While connected to the proxy, you can now review data from two pseudo tables.

mysql>  SELECT * FROM histogram.tables;
mysql>  SELECT * FROM histogram.queriesG
mysql>  DELETE FROM histogram.tables;
mysql>  DELETE FROM histogram.queries;

mysql> SELECT * FROM histogram.tables;
| table                     | reads | writes |
| information_schema.tables |     1 |      0 |
| mysql.user                |     1 |      0 |

mysql> SELECT * FROM histogram.queries;
| query                                                                                            | count | max_query_time | avg_query_time |
| SELECT @@version_comment LIMIT ?                                                                 |     1 |            300 |            300 |
| SELECT `table_schema` , COUNT( * ) FROM `information_schema` . `tables` GROUP BY `table_schema`  |     1 |           1822 |           1822 |
| SELECT `host` , `user` , `password` FROM `mysql` . `user`                                        |     1 |            494 |            494 |
| SELECT NOW( ) , SLEEP( ? )                                                                       |     1 |        3000735 |        3000735 |

Moving forward

The power is that with Lua you have the flexibility to write your own logging. Some improvements to these scripts could be.

  • Add the query time, number of rows, and result set size to the logging
  • Be able to sort histogram results or see top percentile. Being able to copy data into real tables would enable any level of analysis
  • Combine the logging and histogram scripts
  • Enable global enable/disabling of logging with SET GLOBAL commands
  • Support variable length IN queries, those that pass multiple values, so you end up with a subset of all queries
  • Provide a actual query example, making it easy to do a QEP. For normalized queries you need to do additional work to find values.
  • The histogram does not support the C API multi query functionality, where multiple queries can be passed to the server at one time. The problem is there is no way to time the individual queries.

Read on in SQL Analysis with MySQL Proxy – Part 2.

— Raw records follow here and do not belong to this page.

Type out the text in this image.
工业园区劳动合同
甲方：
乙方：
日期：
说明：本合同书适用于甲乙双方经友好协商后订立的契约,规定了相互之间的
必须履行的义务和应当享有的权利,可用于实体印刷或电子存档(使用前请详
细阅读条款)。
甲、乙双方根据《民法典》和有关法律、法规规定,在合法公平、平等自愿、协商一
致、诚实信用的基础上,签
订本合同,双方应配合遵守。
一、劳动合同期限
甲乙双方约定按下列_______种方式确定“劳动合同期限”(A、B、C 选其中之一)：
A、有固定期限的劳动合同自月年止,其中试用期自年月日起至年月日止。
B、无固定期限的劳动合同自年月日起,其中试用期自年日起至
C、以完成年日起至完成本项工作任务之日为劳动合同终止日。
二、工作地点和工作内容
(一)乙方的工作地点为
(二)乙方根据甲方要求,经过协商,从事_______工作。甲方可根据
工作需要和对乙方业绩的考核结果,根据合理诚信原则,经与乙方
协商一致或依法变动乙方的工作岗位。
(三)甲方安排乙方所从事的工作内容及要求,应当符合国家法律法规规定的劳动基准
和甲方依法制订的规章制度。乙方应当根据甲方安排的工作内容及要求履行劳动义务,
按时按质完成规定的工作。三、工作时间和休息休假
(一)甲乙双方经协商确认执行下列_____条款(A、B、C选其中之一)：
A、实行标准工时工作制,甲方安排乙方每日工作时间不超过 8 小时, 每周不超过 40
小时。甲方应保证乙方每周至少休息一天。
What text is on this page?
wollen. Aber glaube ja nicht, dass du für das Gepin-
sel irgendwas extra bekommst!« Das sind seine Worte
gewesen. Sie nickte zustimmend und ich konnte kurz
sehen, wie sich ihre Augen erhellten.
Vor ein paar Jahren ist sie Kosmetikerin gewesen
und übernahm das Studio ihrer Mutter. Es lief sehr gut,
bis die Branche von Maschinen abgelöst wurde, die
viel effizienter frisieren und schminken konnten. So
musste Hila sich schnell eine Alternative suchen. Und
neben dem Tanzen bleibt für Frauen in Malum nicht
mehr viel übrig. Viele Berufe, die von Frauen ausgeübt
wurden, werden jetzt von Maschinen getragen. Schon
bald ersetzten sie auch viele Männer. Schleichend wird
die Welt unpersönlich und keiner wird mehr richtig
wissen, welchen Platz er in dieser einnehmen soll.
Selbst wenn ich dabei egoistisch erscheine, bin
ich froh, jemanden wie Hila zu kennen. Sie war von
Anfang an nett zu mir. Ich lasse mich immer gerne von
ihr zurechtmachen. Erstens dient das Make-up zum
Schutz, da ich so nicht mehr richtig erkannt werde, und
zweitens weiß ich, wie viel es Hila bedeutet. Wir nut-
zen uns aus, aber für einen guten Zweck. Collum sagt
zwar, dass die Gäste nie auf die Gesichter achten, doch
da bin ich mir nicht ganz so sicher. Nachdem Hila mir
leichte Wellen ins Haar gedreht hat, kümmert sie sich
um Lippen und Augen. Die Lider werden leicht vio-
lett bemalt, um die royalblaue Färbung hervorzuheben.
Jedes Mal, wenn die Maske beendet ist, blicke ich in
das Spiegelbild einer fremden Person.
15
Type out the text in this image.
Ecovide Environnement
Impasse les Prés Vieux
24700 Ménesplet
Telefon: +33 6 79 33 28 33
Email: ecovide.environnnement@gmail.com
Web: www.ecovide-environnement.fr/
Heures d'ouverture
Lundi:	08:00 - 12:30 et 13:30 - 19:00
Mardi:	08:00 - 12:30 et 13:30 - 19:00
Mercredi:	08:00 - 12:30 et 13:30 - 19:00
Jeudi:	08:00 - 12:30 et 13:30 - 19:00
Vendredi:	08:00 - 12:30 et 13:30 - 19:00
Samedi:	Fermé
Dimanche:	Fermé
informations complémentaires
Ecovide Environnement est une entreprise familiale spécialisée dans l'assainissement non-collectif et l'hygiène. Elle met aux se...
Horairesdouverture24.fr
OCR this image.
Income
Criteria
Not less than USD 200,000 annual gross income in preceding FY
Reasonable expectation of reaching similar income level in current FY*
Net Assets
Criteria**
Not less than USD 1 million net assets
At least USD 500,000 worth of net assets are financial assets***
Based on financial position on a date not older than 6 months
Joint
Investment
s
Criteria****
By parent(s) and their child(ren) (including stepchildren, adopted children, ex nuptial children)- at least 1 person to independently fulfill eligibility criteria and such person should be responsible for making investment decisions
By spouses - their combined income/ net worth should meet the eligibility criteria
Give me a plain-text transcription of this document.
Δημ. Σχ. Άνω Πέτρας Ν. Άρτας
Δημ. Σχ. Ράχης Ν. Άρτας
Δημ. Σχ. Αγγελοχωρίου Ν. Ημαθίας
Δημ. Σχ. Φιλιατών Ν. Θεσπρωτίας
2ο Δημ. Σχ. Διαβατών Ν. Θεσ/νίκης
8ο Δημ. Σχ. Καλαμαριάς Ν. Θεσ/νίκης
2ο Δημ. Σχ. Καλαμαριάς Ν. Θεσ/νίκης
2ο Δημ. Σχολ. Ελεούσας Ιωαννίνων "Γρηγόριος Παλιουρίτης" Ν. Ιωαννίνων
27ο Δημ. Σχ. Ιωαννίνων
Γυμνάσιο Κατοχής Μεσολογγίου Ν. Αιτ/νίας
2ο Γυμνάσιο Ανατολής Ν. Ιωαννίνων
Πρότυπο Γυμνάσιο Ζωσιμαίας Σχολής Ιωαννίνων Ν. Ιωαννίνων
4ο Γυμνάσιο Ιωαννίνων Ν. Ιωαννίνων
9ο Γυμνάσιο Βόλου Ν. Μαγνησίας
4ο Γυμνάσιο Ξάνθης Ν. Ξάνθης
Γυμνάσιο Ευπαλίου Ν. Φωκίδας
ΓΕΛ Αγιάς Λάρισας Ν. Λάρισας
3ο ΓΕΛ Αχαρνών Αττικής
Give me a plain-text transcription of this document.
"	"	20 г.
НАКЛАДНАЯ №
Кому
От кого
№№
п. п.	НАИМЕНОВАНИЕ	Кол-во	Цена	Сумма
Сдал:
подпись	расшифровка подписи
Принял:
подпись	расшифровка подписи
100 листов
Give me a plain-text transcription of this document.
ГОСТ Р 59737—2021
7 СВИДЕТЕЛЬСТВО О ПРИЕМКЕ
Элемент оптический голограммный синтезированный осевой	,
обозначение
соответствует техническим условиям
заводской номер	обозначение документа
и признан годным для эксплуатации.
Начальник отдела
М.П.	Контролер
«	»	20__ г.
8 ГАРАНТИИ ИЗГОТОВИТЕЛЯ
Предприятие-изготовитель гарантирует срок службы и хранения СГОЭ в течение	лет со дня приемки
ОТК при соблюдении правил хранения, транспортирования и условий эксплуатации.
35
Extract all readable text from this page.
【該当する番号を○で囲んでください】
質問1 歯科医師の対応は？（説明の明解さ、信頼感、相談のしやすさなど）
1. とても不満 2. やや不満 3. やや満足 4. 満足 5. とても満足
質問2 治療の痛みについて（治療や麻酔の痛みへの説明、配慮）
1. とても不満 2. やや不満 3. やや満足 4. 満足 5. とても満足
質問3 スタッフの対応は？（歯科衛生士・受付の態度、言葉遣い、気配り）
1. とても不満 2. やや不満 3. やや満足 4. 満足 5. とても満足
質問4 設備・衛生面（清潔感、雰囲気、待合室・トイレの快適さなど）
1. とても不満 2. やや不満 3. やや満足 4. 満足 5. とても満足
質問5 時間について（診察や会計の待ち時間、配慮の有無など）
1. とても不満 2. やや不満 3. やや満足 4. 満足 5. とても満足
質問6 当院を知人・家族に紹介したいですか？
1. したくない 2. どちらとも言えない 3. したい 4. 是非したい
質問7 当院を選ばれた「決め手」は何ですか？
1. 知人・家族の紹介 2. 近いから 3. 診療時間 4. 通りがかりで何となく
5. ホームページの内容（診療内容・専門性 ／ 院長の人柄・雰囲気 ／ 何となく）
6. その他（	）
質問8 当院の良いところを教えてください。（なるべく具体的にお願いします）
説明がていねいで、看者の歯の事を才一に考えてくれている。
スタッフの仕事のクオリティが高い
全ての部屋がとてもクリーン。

A good introduction document
MySQL Proxy – From architecture to implementation – OSCON 2008


  1. says

    The problem is that it adds extra overhead, more components, and potential failure points.
    Particularly the systems that are in the most need of something like this shouldn’t be burdened in that way, their systems can’t handle it.
    From your list, I think most if not all are covered by the microslow extensions in OurDelta/Percona builds.

  2. says

    tcpdump-ing, then analyzing, is now my preferred way to do this. Zero impact on running systems, no need to restart, etc. (See mk-query-digest).